1. Field of the Invention
This invention relates to processing an image, comprising an image header and image data, in a single-application environment, by emulating a multi-processing environment. In particular, this invention relates to an object-oriented system employing a library of predefined objects or data structures which can be linked between a host application and a data source or between a host application and a data user to create a stream-oriented data processing structure emulating a UNIX.RTM.-like pipeline data structure.
2. Description of the Related Art
The use of data processing pipelines in true multi-processing environments is well known. Examples of known multi-processing environments include both multiple-processor systems and high level systems where a single processor is able to support true multi-processing. The UNIX.RTM. operating system is often used in such multi-processing systems.
In such multi-processing environments, data processing pipelines are extremely useful for processing large, highly structured data blocks, such as those associated with image processing, database processing, or spreadsheet processing. Such data blocks typically include a header and one or more lines, or sets, of data. The header indicates the type of data, its characteristics, and how many sets of data are in the data block. When working with such data blocks, various data processing operations must be performed on each set of data in the data blocks before the data can be used by a host application. Further, the various data processing operations are performed in a specific order.
In a multi-processing environment, data processing pipelines provide a very efficient method for processing the data blocks. In these data processing pipelines, each separate data processing operation is defined as a section of the pipeline. Each section is linked to one or both of the sections (the upstream and downstream sections) to which it is adjacent. The data processing pipeline thus forms a chain of linked pipeline sections between a data source or between a host application and a data user and a host application. In a computer having a number of independent processors, each pipeline section corresponds to one of the processors. In this case, each processor works independently, and the computer operating system controls the flow of data between processors and the memory allocation. While this efficiently processes the data, the overhead necessary to control the processors and the memory consumes a significant proportion of the system's resources.

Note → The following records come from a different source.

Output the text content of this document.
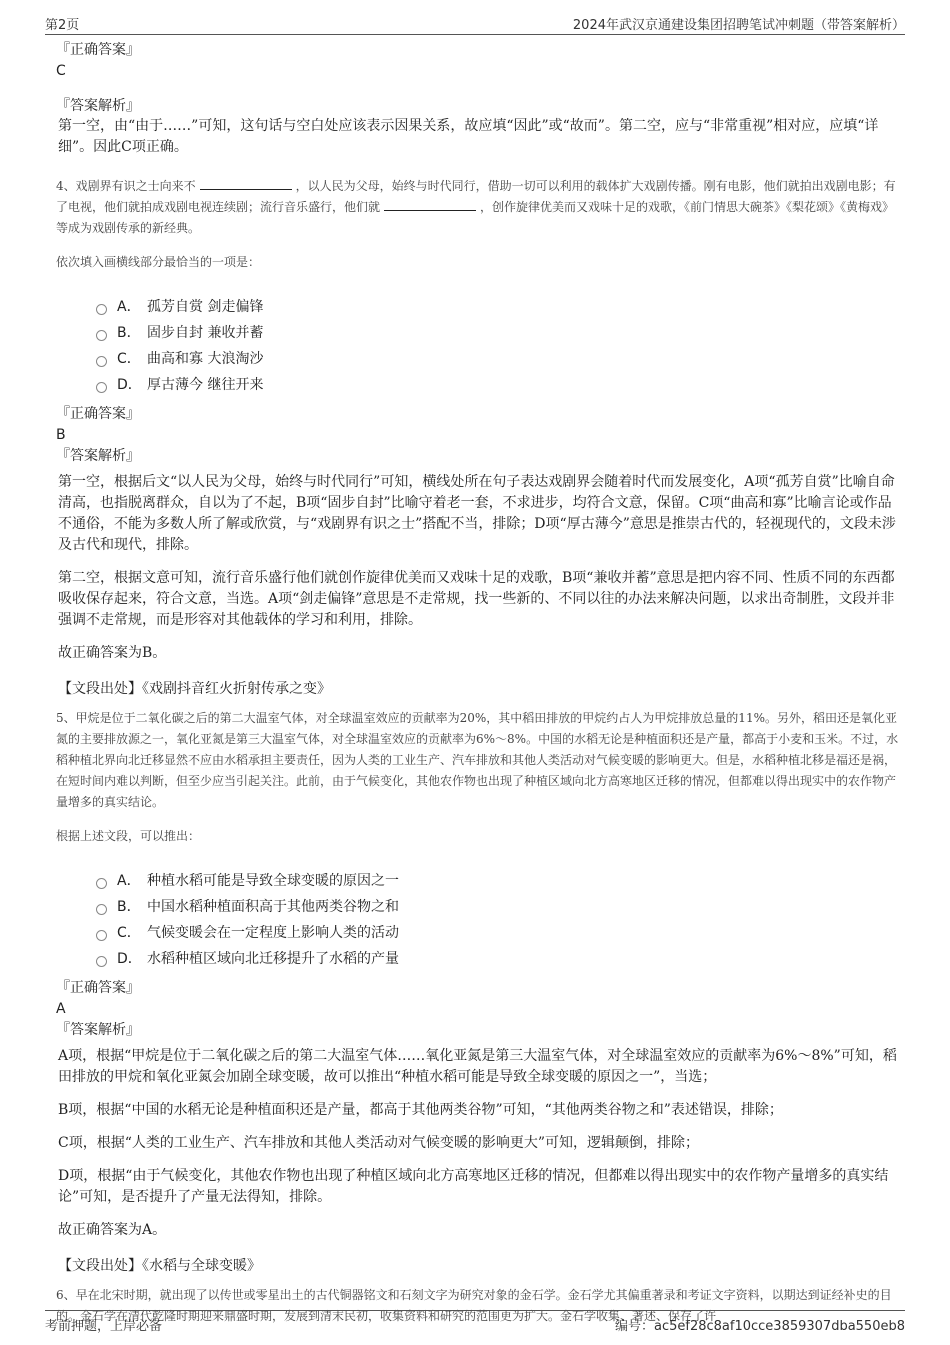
第2页	2024年武汉京通建设集团招聘笔试冲刺题（带答案解析）
『正确答案』
C
『答案解析』
第一空，由“由于……”可知，这句话与空白处应该表示因果关系，故应填“因此”或“故而”。第二空，应与“非常重视”相对应，应填“详细”。因此C项正确。
4、戏剧界有识之士向来不	，以人民为父母，始终与时代同行，借助一切可以利用的载体扩大戏剧传播。刚有电影，他们就拍出戏剧电影；有了电视，他们就拍成戏剧电视连续剧；流行音乐盛行，他们就	，创作旋律优美而又戏味十足的戏歌，《前门情思大碗茶》《梨花颂》《黄梅戏》等成为戏剧传承的新经典。
依次填入画横线部分最恰当的一项是：
A． 孤芳自赏 剑走偏锋
B． 固步自封 兼收并蓄
C． 曲高和寡 大浪淘沙
D． 厚古薄今 继往开来
『正确答案』
B
『答案解析』
第一空，根据后文“以人民为父母，始终与时代同行”可知，横线处所在句子表达戏剧界会随着时代而发展变化，A项“孤芳自赏”比喻自命清高，也指脱离群众，自以为了不起，B项“固步自封”比喻守着老一套，不求进步，均符合文意，保留。C项“曲高和寡”比喻言论或作品不通俗，不能为多数人所了解或欣赏，与“戏剧界有识之士”搭配不当，排除；D项“厚古薄今”意思是推崇古代的，轻视现代的，文段未涉及古代和现代，排除。
第二空，根据文意可知，流行音乐盛行他们就创作旋律优美而又戏味十足的戏歌，B项“兼收并蓄”意思是把内容不同、性质不同的东西都吸收保存起来，符合文意，当选。A项“剑走偏锋”意思是不走常规，找一些新的、不同以往的办法来解决问题，以求出奇制胜，文段并非强调不走常规，而是形容对其他载体的学习和利用，排除。
故正确答案为B。
【文段出处】《戏剧抖音红火折射传承之变》
5、甲烷是位于二氧化碳之后的第二大温室气体，对全球温室效应的贡献率为20%，其中稻田排放的甲烷约占人为甲烷排放总量的11%。另外，稻田还是氧化亚氮的主要排放源之一，氧化亚氮是第三大温室气体，对全球温室效应的贡献率为6%～8%。中国的水稻无论是种植面积还是产量，都高于小麦和玉米。不过，水稻种植北界向北迁移显然不应由水稻承担主要责任，因为人类的工业生产、汽车排放和其他人类活动对气候变暖的影响更大。但是，水稻种植北移是福还是祸，在短时间内难以判断，但至少应当引起关注。此前，由于气候变化，其他农作物也出现了种植区域向北方高寒地区迁移的情况，但都难以得出现实中的农作物产量增多的真实结论。
根据上述文段，可以推出：
A． 种植水稻可能是导致全球变暖的原因之一
B． 中国水稻种植面积高于其他两类谷物之和
C． 气候变暖会在一定程度上影响人类的活动
D． 水稻种植区域向北迁移提升了水稻的产量
『正确答案』
A
『答案解析』
A项，根据“甲烷是位于二氧化碳之后的第二大温室气体……氧化亚氮是第三大温室气体，对全球温室效应的贡献率为6%～8%”可知，稻田排放的甲烷和氧化亚氮会加剧全球变暖，故可以推出“种植水稻可能是导致全球变暖的原因之一”，当选；
B项，根据“中国的水稻无论是种植面积还是产量，都高于其他两类谷物”可知，“其他两类谷物之和”表述错误，排除；
C项，根据“人类的工业生产、汽车排放和其他人类活动对气候变暖的影响更大”可知，逻辑颠倒，排除；
D项，根据“由于气候变化，其他农作物也出现了种植区域向北方高寒地区迁移的情况，但都难以得出现实中的农作物产量增多的真实结论”可知，是否提升了产量无法得知，排除。
故正确答案为A。
【文段出处】《水稻与全球变暖》
6、早在北宋时期，就出现了以传世或零星出土的古代铜器铭文和石刻文字为研究对象的金石学。金石学尤其偏重著录和考证文字资料，以期达到证经补史的目的。金石学在清代乾隆时期迎来鼎盛时期，发展到清末民初，收集资料和研究的范围更为扩大。金石学收集、著述、保存了许
考前押题，上岸必备	编号：ac5ef28c8af10cce3859307dba550eb8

Likewise, in a computer having a single processor which can simultaneously run a number of different independent processing operations, or processes, each pipeline section corresponds to one of the independently-running processes. In this case, the operating system allocates the run-time of each process, the flow of data between each process and memory and the memory allocation. The overhead necessary to control the computer in this case consumes an even larger proportion of the system's resources, as each process and its data must be swapped into and out of the processor each time it is run. Additionally, because the processes communicate through the operating system, dynamically altering the pipeline is difficult, if not impossible.
In general, the source of data for the pipeline could include a spreadsheet providing financial information; the records within a database file providing database information; image data generated by a conventional image scanner from an original document; and a computer generated image. The host application could be a graphics program for producing pie charts, bar charts or the like from processed financial data; an inventory, accounting, or merging program which uses processed database data; or an image forming apparatus for forming an image from the processed image data.
Regardless of the particular source of data, or ultimate host application, the first, or upstream-most, section of the data processing pipeline is generally the data source for the pipeline. Alternately, the data source for this first pipeline can be a second pipeline. In this case, a special branching or "fan-out" pipeline section of the second pipeline can be used to supply data to both the first pipeline and the downstream sections of the second pipeline. In either case, the first pipeline section obtains a data element for the pipeline from the source of data and makes the data element available to the immediately downstream, or second, pipeline section. The second pipeline section receives the data element from the first pipeline section, processes the data element, and passes it downstream to the next immediately downstream or third pipeline section.
In a true multi-processing environment, the first pipeline section would obtain the next data element from the source of data and output it to the second pipeline section while the second pipeline section processes the data element received from the first pipeline section and outputs it to the third pipeline section. Accordingly, as each data element is processed by one of the pipeline sections, it is output to the next downstream section until it is output to the host application. The data can be efficiently and quickly processed in the multiprocessing environment by associating one processing operation, or processor, with each section of the pipeline. This ensures that the pipeline is able to process the data block with the data through-put being limited only by the least efficient pipeline section, and the inefficiencies caused by the overhead.
In contrast, in a single-processing environment, although a variety of methods for processing large data blocks are available, each of them is inefficient compared to a multi-processing system. For example, in one method, each data processing operation is applied to every data element of a data block before any other data processing operation is applied to any data element of the data block. That is, every element of the data block must be subjected to a first data processing operation before any elements are subjected to a second data processing operation. The efficiency of the data processing operation in a single-processing environment is proportional to the efficiency of each data processing operation.
Because data elements continually move from one data processing section of a pipeline to another in a multi-processing environment, and because the data processing commands must be continuously swapped into and out of the active memory of the system, the system overhead required to manage a multi-processing system is large in comparison to the overhead requirements of a single-processing environment.